«Gli dei lo vogliono». Con queste parole Scipione l’africano – così come Tito Livio ci riferisce nel libro XXX della sua storia di Roma – si congeda da Annibale la notte prima di Zama, rivelandogli il reale motivo per cui egli confida che l’indomani vedrà la certa vittoria dei suoi uomini sul campo di battaglia.
La lezione del martedì di Storia romana si sta avviando alle sue battute conclusive.

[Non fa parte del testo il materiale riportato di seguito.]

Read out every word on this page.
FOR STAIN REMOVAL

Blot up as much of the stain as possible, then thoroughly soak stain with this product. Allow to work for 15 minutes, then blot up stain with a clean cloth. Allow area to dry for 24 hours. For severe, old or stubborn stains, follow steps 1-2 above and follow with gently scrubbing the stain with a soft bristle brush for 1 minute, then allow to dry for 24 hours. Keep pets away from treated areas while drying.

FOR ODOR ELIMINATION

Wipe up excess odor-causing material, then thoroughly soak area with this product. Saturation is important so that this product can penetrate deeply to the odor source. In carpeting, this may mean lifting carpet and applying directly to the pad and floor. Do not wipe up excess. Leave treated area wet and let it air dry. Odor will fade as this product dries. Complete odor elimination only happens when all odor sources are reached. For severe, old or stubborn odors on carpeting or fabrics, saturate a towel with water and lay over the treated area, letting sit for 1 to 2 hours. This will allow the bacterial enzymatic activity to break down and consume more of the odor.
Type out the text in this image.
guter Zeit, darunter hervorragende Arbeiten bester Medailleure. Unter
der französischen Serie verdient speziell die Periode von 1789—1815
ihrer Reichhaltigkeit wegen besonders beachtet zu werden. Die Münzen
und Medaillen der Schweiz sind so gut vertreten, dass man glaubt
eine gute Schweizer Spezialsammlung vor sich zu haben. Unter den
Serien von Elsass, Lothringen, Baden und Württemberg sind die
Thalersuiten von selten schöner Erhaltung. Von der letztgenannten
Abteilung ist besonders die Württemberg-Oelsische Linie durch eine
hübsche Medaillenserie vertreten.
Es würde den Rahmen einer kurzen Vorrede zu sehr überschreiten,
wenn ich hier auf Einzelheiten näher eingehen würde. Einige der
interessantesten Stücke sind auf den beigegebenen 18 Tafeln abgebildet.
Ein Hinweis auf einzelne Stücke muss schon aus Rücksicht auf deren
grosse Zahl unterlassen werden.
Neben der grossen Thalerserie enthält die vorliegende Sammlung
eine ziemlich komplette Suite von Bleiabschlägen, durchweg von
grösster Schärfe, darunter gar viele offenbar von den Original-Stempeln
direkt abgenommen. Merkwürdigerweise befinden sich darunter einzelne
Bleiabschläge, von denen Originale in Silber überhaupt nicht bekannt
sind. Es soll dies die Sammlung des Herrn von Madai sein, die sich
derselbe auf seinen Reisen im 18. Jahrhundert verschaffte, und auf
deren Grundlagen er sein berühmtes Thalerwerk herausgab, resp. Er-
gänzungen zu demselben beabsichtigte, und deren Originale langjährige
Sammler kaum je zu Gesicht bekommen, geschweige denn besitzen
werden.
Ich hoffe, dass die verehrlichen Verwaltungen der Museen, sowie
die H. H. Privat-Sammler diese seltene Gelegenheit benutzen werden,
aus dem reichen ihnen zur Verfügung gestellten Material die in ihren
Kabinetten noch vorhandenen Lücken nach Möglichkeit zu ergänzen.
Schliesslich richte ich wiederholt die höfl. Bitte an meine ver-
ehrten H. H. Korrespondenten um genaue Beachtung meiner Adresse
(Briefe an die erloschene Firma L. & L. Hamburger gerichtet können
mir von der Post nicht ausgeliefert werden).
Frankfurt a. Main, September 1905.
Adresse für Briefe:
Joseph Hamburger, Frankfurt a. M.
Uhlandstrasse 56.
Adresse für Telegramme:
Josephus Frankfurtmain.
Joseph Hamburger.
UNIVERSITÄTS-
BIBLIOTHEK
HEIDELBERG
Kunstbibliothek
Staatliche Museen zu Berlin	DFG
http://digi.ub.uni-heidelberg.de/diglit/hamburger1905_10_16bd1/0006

Sono tre ore senza pausa ma nell’aula San Tommaso dell’università del Sacro Cuore di Milano regna il silenzio che anticipa le grandi imprese; il professor Giuseppe Zecchini, uno dei massimi studiosi viventi di Cesare, sta preparando la stoccata finale (deve aver certamente studiato la «Retorica» aristotelica) e la classe attende: «Con Zama assistiamo in assoluto ad una delle più gloriose azioni militari dell’antichità».
Prima ancora di questo emerge però un dato storicamente più rilevante: di ritorno dalla grande spedizione iberica, il venticinquenne Scipione, si era visto rifiutato il trionfo del senato romano che, pur gloriandosi del successo riportato, non dimenticava come questa sua azione fosse stata mossa unicamente dalla pietas verso il padre e lo zio rimasti uccisi in Spagna. In realtà sarà poi proprio questa che permetterà a Scipione di annientare definitivamente la potenza cartaginese in Africa.
Egli, infatti, senza il minimo sostegno economico da parte del senato, riuscì ad istituire e addestrare un esercito costituito in maggioranza da schiavi. Si trattava di un espediente già in uso presso i greci che, in caso di vittoria, scioglieva gli schiavi da qualsiasi vincolo con il padrone. Erano liberi, liberi di scappare, di andare via.
Al contrario, davanti al singolo schiavo che si era distinto in battaglia e aveva versato sangue per la vittoria dell’esercito, l’impero di Roma – il più grande che la storia abbia avuto – si piegava e lo chiamava a prender parte dell’“eterna” civitas romana.
Egli aveva combattuto fianco a fianco con dei cittadini romani, partecipando della stessa fatica e della stessa sorte dei cittadini romani; meritava ora pertanto questo onore: allora non gli era più detto: “hai vinto, ora sei libero, quindi và, fuggi!” ma piuttosto: “hai vinto, sei libero. Quindi resta da cittadino e, come me, fa grande Roma!”.
Prima del circolo degli Scipioni, prima di Panezio, Polibio e tutti gli altri illustri personaggi della cultura greco-latina del tempo, l’humanitas – non come concetto di ideale filantropia ma come virtù vissuta – nasceva qui.
I greci avevano inventato l’anima, Roma inventò l’individuo e, con esso, lo Stato; ad una libertà concessa come annientamento di legami e come fuga, si opponeva perciò coraggiosamente l’ipotesi di un ideale offerto e condiviso al cui servizio la libertà appena conquistata potesse liberamente esprimersi in tutto il proprio vigore.